From Pulpit to Lectern
When Dean Alan Culpepper invited me to teach preaching at McAfee this past year, I had that curious mixture of anticipation and apprehension that attends any new challenge.
On the one hand, the proclamation of God’s Good News has been the compelling enterprise of my life for almost thirty years of pastoral ministry. There is nothing that captures a parish pastor’s imagination and energies more forcefully than preaching.
But, on the other hand, the extent of my teaching experience had consisted of substituting in the county high school of the western Kentucky rural community where I served my first pastorate. I feared that perhaps my pedagogical skills might have atrophied over the past couple of decades since those occasional forays into the classroom!
There is a world of difference between the practice of preaching and the instruction of it.
As anyone who has had to preach—or had to hear-- sermons can attest, preaching is an inexact activity, much more art than science. Subjectivity prevails. Intuition, interpretation, imagery, style, rhythm, and timing are key. There is no homiletical “right way,” and the idiosyncracies of human personality more than a little bit apply. How does one instruct such things?
I discovered early on in my pastoral career a piece of wisdom that I have tried to follow ever since: good churches make good pastors—not the other way around. That old saw had served me well for a long time. Lacking any better core procedural principle as I embarked on the journey from parish to academy, I took that one into the classroom with me: my students and colleagues would guide and teach me.
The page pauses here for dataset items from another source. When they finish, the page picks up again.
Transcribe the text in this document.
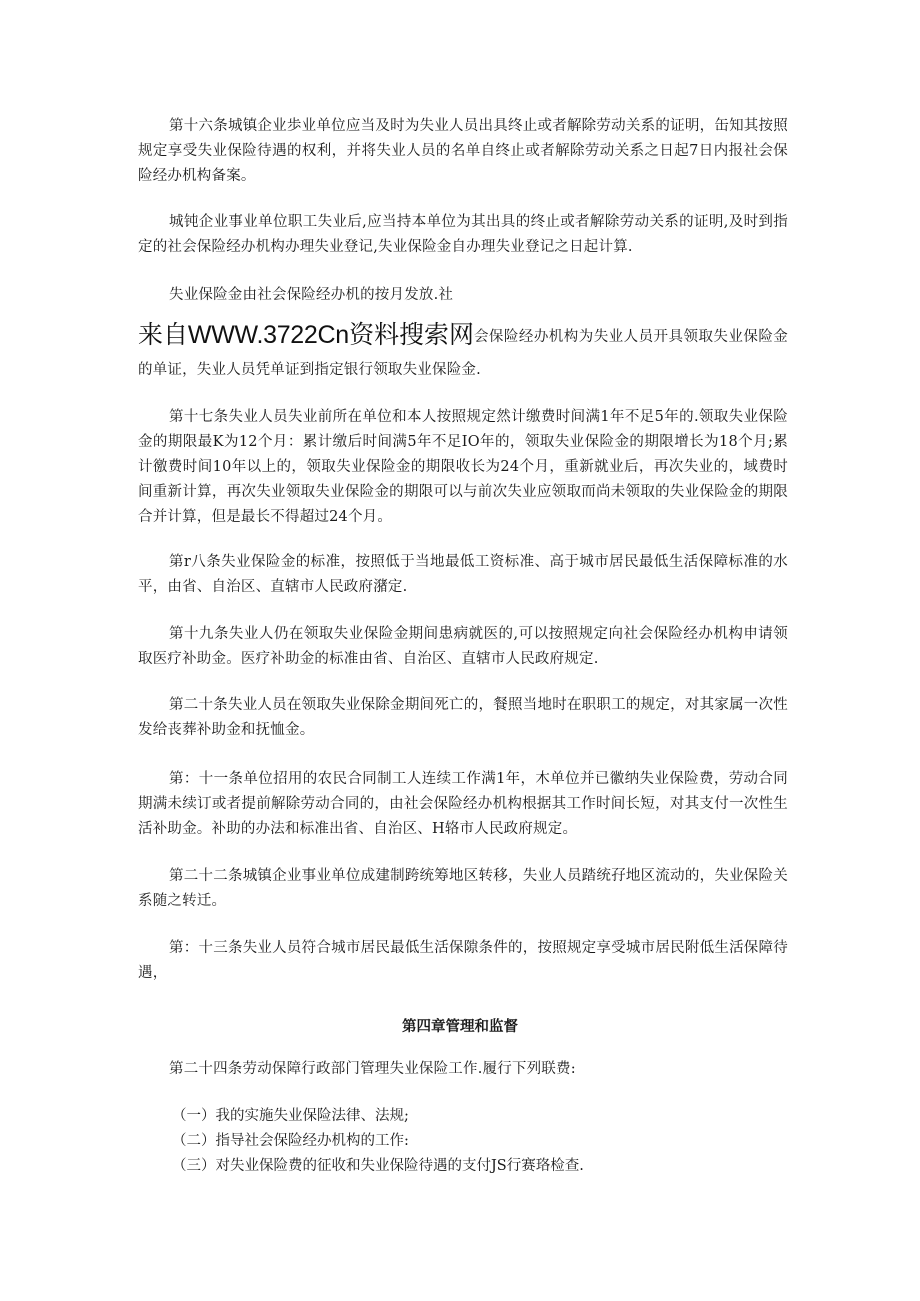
第十六条城镇企业歩业单位应当及时为失业人员出具终止或者解除劳动关系的证明，缶知其按照规定享受失业保险待遇的权利，并将失业人员的名单自终止或者解除劳动关系之日起7日内报社会保险经办机构备案。

城钝企业事业单位职工失业后,应当持本单位为其出具的终止或者解除劳动关系的证明,及时到指定的社会保险经办机构办理失业登记,失业保险金自办理失业登记之日起计算.

失业保险金由社会保险经办机的按月发放.社

来自WWW.3722Cn资料搜索网会保险经办机构为失业人员开具领取失业保险金的单证，失业人员凭单证到指定银行领取失业保险金.

第十七条失业人员失业前所在单位和本人按照规定然计缴费时间满1年不足5年的.领取失业保险金的期限最K为12个月：累计缴后时间满5年不足IO年的，领取失业保险金的期限增长为18个月;累计徼费时间10年以上的，领取失业保险金的期限收长为24个月，重新就业后，再次失业的，域费时间重新计算，再次失业领取失业保险金的期限可以与前次失业应领取而尚未领取的失业保险金的期限合并计算，但是最长不得超过24个月。

第r八条失业保险金的标准，按照低于当地最低工资标准、高于城市居民最低生活保障标准的水平，由省、自治区、直辖市人民政府潴定.

第十九条失业人仍在领取失业保险金期间患病就医的,可以按照规定向社会保险经办机构申请领取医疗补助金。医疗补助金的标准由省、自治区、直辖市人民政府规定.

第二十条失业人员在领取失业保除金期间死亡的，餐照当地时在职职工的规定，对其家属一次性发给丧葬补助金和抚恤金。

第：十一条单位招用的农民合同制工人连续工作满1年，木单位并已徽纳失业保险费，劳动合同期满未续订或者提前解除劳动合同的，由社会保险经办机构根据其工作时间长短，对其支付一次性生活补助金。补助的办法和标准出省、自治区、H辂市人民政府规定。

第二十二条城镇企业事业单位成建制跨统筹地区转移，失业人员踏统孖地区流动的，失业保险关系随之转迁。

第：十三条失业人员符合城市居民最低生活保隙条件的，按照规定享受城市居民附低生活保障待遇，

第四章管理和监督

第二十四条劳动保障行政部门管理失业保险工作.履行下列联费:

（一）我的实施失业保险法律、法规;

（二）指导社会保险经办机构的工作:

（三）对失业保险费的征收和失业保险待遇的支付JS行赛珞检查.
The ones I’m charged to serve would show me how to maximize our time of learning together.
That hunch has, blessedly, proven abundantly true this past year.
The central feature of McAfee’s special life together is community. Professors and students enjoy a quality of personal relationship rare in academic culture. There is a character of collegiality to what happens in the learning environment at McAfee. Values such as partnership, dialogue, engagement, and practice are held highly and cultivated carefully.
The knowing/being/doing missional triad is more than a mantra at McAfee. It is the philosophical and operational template of this place of training. What is done with hand and felt in heart is just as important as what is thought in head.
This tripartite approach to learning is particularly critical in the area of preaching. The practice and the study go hand-in-hand. As every working preacher knows, each delivery of a sermon is the preparation for the next one! Therefore, we not only read and reflect and write about preaching. In our school, we do it! It is the doing that shapes our learning.
Once I located myself in this understanding, I found my sea legs. The rhythm of study and practice is invaluable for the ministry of proclamation: preaching in the churches on the Sabbath week-by-week on one hand; coming together for inquiry and discovery in the classroom during the week on the other.
The year has been a Providential season of growth and regrouping. These wonderful McAfee minister-professors and ministers-in-training have greatly enabled and encouraged me, and I am grateful for the opportunity to join them on this exploration.
Because of them, I’ve learned that the journey from pulpit to lectern isn’t such a long one after all.